Definitely didn't help after a weekend of renewed sadness and family drama, my first lecture on Monday morning happened to be on depression and suicide. This information is all too familiar to me, unfortunately...
There are so many underlying factors within my family, that it'd be hard to explain it all. I just feel I need to share some of this, and get it out of my head, so please bear with me.
When I was growing up, life was pretty fantastic. One of my favourite memories was when my dad told the five of us kids "Sillygump and Ghahuliflaven" stories. (Sorry, I don't remember how to spell G's name. Aha). This would consist of us telling him an object (ex. a balloon) and he'd have to incorporate into this story. (This all happened in the living room, this didn't ACTUALLY happen!).
We would climb up the giant tree in the back yard, up to the clouds. We would paddle over the lake, and make our way over to this castle. Barney the Bear, Gregory the Gorilla, Panthera the Panther and others that I don't remember would be there. We'd go on adventures, fighting trolls or helping someone escape from the dungeons of the Man in Black.

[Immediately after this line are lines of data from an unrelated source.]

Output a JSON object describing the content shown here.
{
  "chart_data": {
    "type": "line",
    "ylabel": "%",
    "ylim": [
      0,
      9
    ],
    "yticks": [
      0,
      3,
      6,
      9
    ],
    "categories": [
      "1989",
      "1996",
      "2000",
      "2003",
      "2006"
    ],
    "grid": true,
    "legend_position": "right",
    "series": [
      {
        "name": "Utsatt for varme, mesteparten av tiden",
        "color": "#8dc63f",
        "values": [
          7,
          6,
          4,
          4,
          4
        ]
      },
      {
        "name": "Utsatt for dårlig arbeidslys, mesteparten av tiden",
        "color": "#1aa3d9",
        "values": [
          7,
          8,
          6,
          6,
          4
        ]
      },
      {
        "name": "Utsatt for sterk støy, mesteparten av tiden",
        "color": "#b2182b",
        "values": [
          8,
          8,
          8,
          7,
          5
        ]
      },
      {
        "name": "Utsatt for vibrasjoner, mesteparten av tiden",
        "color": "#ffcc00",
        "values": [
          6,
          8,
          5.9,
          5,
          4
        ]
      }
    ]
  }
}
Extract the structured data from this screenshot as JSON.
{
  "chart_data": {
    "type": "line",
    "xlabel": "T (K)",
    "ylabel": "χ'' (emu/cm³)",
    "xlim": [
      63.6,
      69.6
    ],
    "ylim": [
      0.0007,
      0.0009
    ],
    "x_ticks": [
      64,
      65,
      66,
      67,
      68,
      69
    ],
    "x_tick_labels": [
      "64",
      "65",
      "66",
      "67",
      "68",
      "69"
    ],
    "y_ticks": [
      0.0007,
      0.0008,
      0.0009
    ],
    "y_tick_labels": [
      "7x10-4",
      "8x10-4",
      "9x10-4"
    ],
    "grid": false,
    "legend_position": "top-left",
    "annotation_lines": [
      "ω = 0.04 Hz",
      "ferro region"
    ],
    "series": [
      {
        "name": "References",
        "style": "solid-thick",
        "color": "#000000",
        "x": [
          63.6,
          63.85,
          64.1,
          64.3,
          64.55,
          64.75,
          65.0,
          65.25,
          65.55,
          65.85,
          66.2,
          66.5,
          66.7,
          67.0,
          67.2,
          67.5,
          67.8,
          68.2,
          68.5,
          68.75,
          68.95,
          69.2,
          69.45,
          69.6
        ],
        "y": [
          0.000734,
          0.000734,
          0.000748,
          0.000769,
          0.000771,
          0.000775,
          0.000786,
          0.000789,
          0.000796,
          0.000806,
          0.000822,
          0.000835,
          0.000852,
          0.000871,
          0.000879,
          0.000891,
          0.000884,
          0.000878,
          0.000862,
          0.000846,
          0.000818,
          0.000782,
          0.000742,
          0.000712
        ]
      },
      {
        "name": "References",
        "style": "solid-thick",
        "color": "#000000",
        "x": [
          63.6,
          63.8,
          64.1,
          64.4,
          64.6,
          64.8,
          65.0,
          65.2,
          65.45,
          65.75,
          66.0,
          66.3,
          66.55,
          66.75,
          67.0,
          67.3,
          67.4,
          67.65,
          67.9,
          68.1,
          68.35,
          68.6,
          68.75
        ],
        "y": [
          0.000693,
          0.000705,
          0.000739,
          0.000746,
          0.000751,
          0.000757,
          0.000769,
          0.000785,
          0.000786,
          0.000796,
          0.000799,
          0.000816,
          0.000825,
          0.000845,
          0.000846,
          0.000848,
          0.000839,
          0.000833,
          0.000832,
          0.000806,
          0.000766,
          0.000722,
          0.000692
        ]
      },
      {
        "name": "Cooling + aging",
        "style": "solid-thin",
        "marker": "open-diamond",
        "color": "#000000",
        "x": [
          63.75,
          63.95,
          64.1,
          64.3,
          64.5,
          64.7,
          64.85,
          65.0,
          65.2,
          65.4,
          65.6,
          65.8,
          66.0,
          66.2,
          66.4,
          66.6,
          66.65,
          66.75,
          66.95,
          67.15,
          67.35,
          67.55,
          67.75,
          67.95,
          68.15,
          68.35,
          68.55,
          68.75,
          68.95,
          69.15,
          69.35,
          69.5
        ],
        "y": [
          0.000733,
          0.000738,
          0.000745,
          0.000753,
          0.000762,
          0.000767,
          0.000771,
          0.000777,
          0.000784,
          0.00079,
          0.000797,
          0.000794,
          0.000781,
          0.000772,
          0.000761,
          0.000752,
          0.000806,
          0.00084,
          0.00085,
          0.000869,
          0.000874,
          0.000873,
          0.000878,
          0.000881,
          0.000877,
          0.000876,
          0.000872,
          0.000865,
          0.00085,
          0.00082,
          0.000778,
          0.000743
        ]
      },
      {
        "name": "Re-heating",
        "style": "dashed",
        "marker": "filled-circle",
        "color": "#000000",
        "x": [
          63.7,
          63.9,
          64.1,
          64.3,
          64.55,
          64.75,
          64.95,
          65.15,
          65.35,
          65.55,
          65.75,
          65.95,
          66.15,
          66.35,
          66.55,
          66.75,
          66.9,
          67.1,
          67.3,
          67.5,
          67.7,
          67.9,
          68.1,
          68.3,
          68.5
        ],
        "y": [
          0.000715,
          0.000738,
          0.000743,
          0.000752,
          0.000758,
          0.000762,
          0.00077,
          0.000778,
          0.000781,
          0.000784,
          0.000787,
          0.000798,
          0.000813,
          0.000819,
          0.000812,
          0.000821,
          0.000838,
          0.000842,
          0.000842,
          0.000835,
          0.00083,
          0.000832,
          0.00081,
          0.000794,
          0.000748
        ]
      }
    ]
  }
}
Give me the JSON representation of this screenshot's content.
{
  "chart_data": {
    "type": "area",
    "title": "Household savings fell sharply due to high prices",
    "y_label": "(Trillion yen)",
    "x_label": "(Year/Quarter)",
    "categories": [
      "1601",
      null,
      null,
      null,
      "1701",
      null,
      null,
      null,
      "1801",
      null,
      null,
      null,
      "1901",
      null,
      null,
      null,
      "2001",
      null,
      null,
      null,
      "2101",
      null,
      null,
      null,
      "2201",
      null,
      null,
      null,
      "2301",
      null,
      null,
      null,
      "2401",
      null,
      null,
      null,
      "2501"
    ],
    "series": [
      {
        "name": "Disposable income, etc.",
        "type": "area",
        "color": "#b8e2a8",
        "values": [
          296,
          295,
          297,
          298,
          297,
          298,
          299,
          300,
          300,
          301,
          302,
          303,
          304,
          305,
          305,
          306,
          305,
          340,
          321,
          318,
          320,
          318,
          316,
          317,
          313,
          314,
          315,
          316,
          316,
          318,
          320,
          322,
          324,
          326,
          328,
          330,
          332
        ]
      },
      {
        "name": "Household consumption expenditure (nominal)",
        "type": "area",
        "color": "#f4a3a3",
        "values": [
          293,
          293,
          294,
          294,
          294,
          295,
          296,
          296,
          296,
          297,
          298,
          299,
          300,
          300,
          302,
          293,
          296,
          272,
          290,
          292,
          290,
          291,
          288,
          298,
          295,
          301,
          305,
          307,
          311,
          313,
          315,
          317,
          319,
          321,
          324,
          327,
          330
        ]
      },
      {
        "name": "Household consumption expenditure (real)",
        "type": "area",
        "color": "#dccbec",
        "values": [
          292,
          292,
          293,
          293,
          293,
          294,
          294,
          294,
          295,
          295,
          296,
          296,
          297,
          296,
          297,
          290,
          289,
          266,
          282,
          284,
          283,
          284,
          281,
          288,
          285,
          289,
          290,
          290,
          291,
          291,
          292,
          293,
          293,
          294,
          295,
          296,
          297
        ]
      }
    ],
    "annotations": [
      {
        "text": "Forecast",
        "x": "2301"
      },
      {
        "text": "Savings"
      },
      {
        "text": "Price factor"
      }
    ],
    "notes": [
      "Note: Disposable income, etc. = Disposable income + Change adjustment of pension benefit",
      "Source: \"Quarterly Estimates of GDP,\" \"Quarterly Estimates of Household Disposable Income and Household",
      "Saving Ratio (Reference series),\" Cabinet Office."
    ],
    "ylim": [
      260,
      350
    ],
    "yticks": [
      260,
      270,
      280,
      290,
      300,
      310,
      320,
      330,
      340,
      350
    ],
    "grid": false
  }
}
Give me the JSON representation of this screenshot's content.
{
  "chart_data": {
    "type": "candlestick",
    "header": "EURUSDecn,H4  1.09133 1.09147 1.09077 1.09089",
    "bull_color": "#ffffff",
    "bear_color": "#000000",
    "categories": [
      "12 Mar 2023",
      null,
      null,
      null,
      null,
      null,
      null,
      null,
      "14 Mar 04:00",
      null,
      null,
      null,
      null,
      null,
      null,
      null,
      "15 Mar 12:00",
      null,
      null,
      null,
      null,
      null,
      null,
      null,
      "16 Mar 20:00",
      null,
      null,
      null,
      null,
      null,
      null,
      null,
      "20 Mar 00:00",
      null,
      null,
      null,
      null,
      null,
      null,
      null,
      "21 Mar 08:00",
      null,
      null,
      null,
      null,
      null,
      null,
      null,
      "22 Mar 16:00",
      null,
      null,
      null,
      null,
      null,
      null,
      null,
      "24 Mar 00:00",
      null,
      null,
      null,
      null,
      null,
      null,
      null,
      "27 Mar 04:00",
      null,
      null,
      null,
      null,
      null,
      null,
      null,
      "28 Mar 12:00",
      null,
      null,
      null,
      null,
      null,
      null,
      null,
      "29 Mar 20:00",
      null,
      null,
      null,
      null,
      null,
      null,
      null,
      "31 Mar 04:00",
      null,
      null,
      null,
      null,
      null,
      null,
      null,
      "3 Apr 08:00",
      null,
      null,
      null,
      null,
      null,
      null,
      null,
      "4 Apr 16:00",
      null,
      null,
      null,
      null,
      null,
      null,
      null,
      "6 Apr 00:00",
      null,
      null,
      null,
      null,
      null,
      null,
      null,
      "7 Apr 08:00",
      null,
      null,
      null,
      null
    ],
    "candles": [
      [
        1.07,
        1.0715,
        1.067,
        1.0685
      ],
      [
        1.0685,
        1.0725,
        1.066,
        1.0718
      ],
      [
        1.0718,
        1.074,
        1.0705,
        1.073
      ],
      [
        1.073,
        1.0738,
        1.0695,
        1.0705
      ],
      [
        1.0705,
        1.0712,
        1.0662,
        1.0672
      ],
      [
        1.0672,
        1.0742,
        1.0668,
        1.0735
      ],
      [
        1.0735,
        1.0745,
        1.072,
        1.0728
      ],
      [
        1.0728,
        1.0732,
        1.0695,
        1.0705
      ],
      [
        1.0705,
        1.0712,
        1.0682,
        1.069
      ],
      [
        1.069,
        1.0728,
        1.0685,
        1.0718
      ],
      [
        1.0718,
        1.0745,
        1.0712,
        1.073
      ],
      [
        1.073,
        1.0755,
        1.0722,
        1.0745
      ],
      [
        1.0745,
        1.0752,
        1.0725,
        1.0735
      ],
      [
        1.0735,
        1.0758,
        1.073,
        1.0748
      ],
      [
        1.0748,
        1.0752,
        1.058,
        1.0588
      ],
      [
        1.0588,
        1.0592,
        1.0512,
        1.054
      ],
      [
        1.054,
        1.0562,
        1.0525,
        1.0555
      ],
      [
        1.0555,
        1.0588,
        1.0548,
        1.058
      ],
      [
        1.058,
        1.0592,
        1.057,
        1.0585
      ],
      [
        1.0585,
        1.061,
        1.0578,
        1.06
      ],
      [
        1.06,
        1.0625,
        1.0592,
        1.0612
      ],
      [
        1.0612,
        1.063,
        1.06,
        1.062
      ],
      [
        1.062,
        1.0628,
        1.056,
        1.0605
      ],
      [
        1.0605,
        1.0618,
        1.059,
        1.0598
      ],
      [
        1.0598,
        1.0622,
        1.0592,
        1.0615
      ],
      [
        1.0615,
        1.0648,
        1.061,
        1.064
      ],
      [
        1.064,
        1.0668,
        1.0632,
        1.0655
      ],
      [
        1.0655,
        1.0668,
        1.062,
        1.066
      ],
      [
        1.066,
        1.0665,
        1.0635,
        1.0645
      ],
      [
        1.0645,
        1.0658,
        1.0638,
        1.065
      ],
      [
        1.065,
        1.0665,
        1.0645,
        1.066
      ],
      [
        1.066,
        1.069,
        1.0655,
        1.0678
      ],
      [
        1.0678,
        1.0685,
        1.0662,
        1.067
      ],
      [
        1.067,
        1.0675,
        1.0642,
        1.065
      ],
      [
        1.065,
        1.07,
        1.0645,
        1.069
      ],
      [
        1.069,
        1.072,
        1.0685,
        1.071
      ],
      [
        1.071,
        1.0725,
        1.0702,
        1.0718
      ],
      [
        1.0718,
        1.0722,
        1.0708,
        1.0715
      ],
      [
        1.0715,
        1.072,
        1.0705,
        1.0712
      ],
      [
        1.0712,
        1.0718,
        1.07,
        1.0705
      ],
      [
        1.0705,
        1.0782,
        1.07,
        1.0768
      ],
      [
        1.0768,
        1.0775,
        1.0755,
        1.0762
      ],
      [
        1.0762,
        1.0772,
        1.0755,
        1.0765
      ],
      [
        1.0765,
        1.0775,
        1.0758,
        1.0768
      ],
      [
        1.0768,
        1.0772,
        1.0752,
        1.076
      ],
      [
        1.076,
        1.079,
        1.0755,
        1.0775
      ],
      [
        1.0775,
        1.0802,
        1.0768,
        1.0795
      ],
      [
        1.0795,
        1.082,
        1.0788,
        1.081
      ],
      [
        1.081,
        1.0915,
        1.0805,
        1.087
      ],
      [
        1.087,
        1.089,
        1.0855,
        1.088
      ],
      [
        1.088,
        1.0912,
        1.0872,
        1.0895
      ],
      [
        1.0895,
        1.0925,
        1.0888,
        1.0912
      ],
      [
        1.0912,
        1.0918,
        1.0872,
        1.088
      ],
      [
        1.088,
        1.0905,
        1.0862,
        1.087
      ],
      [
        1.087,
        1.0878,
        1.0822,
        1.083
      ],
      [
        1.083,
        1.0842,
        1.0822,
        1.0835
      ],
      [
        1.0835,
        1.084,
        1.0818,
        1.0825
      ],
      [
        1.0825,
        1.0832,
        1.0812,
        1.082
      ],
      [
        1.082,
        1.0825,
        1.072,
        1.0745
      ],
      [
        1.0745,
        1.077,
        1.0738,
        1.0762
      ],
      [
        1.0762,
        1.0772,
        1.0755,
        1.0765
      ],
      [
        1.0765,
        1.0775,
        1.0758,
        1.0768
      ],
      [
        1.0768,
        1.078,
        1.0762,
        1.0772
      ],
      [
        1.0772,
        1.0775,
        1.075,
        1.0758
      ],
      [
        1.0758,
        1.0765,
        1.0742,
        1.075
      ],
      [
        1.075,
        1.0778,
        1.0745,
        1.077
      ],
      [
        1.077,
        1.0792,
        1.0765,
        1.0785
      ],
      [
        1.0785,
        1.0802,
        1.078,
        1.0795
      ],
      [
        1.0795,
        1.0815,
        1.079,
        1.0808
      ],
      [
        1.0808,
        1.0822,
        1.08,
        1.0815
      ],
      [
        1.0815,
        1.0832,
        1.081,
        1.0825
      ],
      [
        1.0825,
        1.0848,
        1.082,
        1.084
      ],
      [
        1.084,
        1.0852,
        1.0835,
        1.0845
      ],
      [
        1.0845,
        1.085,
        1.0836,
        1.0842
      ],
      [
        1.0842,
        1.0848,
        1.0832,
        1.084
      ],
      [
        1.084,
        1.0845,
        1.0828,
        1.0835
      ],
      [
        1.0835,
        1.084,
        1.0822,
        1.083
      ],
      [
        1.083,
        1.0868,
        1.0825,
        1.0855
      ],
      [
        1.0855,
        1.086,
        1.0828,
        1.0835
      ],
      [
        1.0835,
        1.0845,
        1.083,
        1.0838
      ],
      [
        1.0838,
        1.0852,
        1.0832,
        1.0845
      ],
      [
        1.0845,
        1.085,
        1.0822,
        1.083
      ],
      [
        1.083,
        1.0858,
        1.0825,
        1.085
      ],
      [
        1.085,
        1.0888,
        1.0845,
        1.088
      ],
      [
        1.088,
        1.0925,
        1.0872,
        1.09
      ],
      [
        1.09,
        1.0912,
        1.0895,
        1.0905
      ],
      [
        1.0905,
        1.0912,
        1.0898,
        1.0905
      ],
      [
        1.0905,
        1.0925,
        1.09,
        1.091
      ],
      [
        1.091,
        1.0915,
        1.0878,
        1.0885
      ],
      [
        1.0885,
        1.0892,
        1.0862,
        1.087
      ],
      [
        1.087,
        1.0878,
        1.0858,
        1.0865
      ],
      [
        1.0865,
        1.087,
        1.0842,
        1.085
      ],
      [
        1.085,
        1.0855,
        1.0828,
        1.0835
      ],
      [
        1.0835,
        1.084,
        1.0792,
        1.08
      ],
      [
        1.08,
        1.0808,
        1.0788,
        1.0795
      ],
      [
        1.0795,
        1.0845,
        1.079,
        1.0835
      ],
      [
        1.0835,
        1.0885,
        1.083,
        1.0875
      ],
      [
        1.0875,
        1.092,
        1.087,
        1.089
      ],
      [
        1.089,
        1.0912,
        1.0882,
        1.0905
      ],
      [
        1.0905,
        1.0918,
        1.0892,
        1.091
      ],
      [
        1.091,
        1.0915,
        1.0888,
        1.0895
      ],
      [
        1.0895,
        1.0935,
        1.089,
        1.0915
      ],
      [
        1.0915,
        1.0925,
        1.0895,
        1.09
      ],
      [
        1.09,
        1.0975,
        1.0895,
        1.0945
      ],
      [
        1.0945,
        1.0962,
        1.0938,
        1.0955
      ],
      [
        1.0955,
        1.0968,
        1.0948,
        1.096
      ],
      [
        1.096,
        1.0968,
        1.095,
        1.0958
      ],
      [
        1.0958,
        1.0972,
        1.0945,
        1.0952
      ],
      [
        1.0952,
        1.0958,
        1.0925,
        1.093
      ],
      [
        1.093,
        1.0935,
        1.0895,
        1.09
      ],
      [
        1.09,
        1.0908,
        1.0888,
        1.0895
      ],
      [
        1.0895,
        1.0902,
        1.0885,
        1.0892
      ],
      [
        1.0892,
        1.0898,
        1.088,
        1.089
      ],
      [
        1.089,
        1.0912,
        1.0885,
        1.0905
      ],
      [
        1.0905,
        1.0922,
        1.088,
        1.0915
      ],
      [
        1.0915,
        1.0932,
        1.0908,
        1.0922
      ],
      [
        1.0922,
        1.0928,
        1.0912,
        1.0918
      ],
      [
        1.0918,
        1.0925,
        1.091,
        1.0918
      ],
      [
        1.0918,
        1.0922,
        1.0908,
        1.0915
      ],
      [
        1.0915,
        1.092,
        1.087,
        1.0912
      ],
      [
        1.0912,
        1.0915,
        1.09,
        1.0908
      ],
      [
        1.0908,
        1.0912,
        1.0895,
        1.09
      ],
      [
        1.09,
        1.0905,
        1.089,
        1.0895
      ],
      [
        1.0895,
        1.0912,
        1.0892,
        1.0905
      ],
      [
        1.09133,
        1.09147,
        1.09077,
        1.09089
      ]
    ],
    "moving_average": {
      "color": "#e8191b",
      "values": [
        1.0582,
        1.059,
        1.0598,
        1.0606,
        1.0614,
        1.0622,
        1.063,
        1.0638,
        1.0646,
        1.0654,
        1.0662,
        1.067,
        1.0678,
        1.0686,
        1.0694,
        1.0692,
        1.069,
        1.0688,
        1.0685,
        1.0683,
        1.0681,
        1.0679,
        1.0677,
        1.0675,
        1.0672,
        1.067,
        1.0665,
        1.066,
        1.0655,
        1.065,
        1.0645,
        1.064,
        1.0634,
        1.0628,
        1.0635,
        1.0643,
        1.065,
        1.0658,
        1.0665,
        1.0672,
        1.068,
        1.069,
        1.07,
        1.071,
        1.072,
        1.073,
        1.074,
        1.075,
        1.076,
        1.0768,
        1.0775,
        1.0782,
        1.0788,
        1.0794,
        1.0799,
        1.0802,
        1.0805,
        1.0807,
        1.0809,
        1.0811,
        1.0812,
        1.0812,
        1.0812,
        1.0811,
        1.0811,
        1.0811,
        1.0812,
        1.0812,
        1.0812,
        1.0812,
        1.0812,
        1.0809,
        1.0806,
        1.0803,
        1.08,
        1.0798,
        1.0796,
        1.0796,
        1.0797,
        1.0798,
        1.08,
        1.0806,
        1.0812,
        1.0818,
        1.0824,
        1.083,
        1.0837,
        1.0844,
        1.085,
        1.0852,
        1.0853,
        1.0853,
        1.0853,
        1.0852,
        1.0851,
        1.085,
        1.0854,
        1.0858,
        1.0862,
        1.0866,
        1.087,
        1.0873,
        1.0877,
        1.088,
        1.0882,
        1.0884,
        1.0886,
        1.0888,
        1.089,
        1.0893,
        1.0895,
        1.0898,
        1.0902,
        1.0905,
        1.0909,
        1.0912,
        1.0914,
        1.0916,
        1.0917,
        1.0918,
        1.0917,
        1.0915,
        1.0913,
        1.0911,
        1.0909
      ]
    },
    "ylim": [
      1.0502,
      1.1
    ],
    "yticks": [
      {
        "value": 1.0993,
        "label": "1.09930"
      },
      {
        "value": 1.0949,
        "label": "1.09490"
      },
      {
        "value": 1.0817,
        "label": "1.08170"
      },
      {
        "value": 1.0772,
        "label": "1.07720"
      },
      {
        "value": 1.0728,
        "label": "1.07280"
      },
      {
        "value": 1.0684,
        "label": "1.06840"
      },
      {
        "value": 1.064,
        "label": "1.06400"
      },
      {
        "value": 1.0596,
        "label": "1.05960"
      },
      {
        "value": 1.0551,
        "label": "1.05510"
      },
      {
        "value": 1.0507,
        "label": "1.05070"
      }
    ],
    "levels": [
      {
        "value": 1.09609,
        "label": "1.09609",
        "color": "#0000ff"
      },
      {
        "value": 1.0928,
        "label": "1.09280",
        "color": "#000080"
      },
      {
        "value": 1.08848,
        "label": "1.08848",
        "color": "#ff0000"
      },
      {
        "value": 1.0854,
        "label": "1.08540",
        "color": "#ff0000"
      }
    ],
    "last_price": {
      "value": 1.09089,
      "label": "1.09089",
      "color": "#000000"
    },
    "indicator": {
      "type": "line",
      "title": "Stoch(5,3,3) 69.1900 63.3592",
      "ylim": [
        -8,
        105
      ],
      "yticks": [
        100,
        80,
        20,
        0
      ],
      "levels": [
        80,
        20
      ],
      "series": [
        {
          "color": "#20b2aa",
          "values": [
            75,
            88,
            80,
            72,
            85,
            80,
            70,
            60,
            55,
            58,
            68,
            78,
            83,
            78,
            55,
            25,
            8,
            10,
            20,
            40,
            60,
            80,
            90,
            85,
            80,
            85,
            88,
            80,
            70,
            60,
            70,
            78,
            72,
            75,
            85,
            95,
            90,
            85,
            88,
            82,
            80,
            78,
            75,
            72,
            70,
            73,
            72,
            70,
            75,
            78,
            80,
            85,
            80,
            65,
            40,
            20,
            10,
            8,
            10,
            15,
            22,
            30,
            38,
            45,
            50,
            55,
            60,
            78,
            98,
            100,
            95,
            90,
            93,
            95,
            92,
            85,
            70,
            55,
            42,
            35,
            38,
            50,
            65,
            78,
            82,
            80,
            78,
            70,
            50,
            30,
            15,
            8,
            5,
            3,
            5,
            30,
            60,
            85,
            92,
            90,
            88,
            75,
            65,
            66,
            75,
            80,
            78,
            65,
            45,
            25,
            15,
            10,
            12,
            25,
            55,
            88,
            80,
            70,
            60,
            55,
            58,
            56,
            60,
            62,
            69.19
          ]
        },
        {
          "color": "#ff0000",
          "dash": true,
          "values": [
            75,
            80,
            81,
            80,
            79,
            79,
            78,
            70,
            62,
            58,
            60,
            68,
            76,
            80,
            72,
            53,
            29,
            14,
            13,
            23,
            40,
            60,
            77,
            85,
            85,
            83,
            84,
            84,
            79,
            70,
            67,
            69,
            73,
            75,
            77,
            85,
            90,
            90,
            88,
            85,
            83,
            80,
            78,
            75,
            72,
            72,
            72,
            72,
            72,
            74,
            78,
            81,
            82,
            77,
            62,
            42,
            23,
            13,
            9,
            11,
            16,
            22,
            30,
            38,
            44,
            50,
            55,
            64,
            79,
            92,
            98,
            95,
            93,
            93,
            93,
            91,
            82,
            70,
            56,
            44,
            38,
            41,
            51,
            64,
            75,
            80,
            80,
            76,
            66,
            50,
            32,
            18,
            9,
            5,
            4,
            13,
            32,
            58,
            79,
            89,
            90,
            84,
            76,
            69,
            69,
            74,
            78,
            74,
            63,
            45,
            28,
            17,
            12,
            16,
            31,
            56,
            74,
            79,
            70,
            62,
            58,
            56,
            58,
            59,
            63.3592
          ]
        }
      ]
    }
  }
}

This part is most for real. There was a two year time period that my family didn't have a vehicle because money was tight, so we would walk to the Oshawa Library or the Oshawa Center (Wooo for the OC!). It was about an hour long walk, so we would continue with the story. Sometimes we would see Crazy Koala chasing on the back of a bus, and we all had to hide.
It was so much fun. I miss it so much.
But after a few sad things in my family's life, including moving down to the Windsor area, things started taking a turn for the worse. Stories stopped. My Dad only got a half time teaching position (still does) and my mom has been a stay at home mom my entire life. Money got even tighter. Family got stressful.
My dad was told he had depression. There were really rough periods of time where things got really rough, painful for everyone involved.
In some ways, it's gotten better.
But life is still hard. Money is still tight. There's still name calling and swearing.
How do I respect him?! I have no idea how. I want to be away from him. I don't like being near him. It's horrible and I hate the fact that I can't respect my own father.
But I do have my Heavenly Father. He is always there for me. He loves me no matter what, even when I screw up or when I'm not pleasant in response to my siblings.
I hope that in the future things will finally turn for the better, and my relationship with my earthly father can be fixed. Until then, I wait and learn to be an obedient daughter of my Heavenly Father.